The Right Practice for Right Now (It’s not what I thought it would be)

By Kiki Lovelace

After I gave birth to my first child, I did all the “right” things. I rested. I asked my friends and family for their help in making meals and sweeping the kitchen. I let go of my need to control my business— and rested into the support of my managers and employees and teachers. And I modified my yoga and Pilates practice to care for my weak and tired postpartum body. 

But the truth is, internally, I gave myself such a hard time about it. Every day, I felt like I should have been doing more for my business. I asked myself, “Why can’t you keep your house together?

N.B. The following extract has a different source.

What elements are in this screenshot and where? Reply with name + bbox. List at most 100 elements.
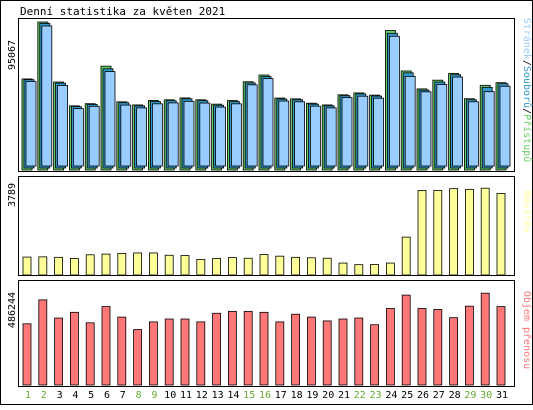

What is wrong with you?.” I felt like there was something I should have been doing that would help me feel my low abs, which were numb for the better part of a year postpartum. Or that I should have been stronger than I was — why couldn’t I hold a handstand in the middle of the room like so many of my yoga teacher colleagues?

In retrospect it seems rather absurd that I would give myself a hard time about taking a nap with my infant. Seriously, what else does one do after a 4-hour night’s sleep? But at the time, my “not-enough” stories were up — way up -- and there was no stifling them, despite my husband's and mom's and midwife’s best efforts.

This time around, I was determined not to let my old stories grab ahold of me. I knew that my spiritual practice would change the instant I gave birth, at least for a time. I knew that my spiritual practice WAS the birth, and everything that came after it. 

So I breathe and say a quick prayer in the morning, and consider that an excellent meditation practice. I choose to be amazed by ALL the things I’m doing to run Innerstellar and support my family, in spite of the fact that I’m taking care of two young children most hours of the day (and night). I clean my kitchen when I can, and I leave it alone when the girls need me. To hell with those dishes! 

But to me, the breakthrough I’m most proud of is my postpartum Pilates and yoga practice. Just like last time, it’s very rare when I can do a “full practice.” Most days, my practice is five poses, lasting anywhere from five to twenty minutes. But damn, do I luxuriate in those five poses. I pick moves that feel good for my tight chest and neck, and my stiff legs and feet. Sometimes, I’m too tired to stand up, so I I do lots of seated poses - LOTS. And I spend loads of time just lying on the floor and breathing (thank you to my brilliant postpartum Pilates Instructor, Rebecca Vasile, for giving me new breathing exercises to fascinate on and wake up my pelvic floor and lower and upper abs — they are my godsend right now!). I think of myself as a Mama Lion, basking in the sun, breathing with my soft belly and chest, and welcoming my little ones into my big arms when they come in for a cuddle. Yes, usually my practice dissolves into a cuddle puddle which includes my dog and my two daughters. The cuddle is my Savasana.

Every so often, I still feel those voices inside creep up to tell me I should have lost more weight by now, or I should be spending more time on this project or that at work, or I should get up and do a Standing Pose Series. But when that happens, I soften inside. I say to myself “Shhh, shhh, shhh, love, we’re not doing that right now.” And I remind myself that it really is a noble thing, and a worthwhile thing, to honor the right practice for me for right now. My dishes and my handstands can wait.